Porges estimates that the U.S. was going to need 90 million doses, up from 85 million in a normal year. Aventis Pasteur, a unit of the newly formed Sanofi-Aventis (nyse: SNY - news - people ), can probably provide 50 million doses. MedImmune (nasdaq: MEDI - news - people ), a biotech that sells a flu vaccine called FluMist that is given as a nose spray, can probably provide less than 2 million doses. That leaves the U.S. 38 million doses short. It takes four months to make a batch of influenza vaccine.

What happened? Most big drugmakers abandoned the flu vaccine market, which is far less profitable than that of branded drugs. Last year, Wyeth (nyse: WYE - news - people ) stopped making flu shots in favor of co-marketing FluMist. When FluMist sales failed to take off, Wyeth exited the partnership.

Flu shots are sold mainly to governments, Porges says, and that tends to keep prices low, at about $6 per dose. If flu shots cost $40 each, they might attract more big drugmakers, but insurance companies and government agencies probably couldn't afford the high cost. Instead, Porges says, the U.S. probably will wind up keeping a closer eye on vaccine makers and building a bigger stockpile of vaccine.

Another possibility: make sure more flu shots are manufactured on U.S. soil.
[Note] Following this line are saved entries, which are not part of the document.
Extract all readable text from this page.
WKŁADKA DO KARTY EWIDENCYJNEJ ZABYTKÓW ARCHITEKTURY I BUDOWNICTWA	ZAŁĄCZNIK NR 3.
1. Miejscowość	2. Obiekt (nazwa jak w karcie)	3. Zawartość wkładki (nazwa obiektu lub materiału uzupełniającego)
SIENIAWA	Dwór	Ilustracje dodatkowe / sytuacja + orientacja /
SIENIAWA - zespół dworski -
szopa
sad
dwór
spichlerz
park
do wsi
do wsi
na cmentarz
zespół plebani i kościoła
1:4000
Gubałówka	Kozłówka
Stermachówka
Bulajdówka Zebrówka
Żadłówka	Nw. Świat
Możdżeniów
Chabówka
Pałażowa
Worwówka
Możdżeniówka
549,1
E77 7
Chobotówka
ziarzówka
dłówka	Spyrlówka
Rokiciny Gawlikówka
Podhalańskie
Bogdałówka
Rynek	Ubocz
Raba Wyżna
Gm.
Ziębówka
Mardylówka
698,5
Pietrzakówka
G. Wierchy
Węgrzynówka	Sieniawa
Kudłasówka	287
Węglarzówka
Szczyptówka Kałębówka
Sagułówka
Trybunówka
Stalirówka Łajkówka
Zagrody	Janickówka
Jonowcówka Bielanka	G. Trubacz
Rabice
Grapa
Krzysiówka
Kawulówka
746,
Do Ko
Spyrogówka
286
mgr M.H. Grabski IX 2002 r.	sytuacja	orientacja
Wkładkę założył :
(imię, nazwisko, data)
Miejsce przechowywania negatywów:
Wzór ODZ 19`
Right now, only Sanofi-Aventis (a French company) makes its vaccine in the U.S. In the meantime, those who can't get vaccines turn to Roche's Tamiflu, an antiviral pill that can prevent infection if taken after exposure to the flu. Porges points out that Gilead (nasdaq: GILD - news - people ) gets a royalty on Tamiflu sales.

Johns Hopkins emblemizes the problems the Chiron recall creates for doctors and patients. Cosgrove says her hospital gets most of its vaccine for adults from Chiron, and had ordered 25,000 adult flu doses from the biotechnology company. They had expected to receive the first doses by Oct. 15. Now, they may not come at all, leaving doctors searching for alternatives.

"We're discussing it with the pharmacy now," says Cosgrove, "as I'm sure everyone in the country is discussing with their pharmacy, making pleas for more pediatric vaccine, more FluMist." Unfortunately, there may not be much extra vaccine to be found.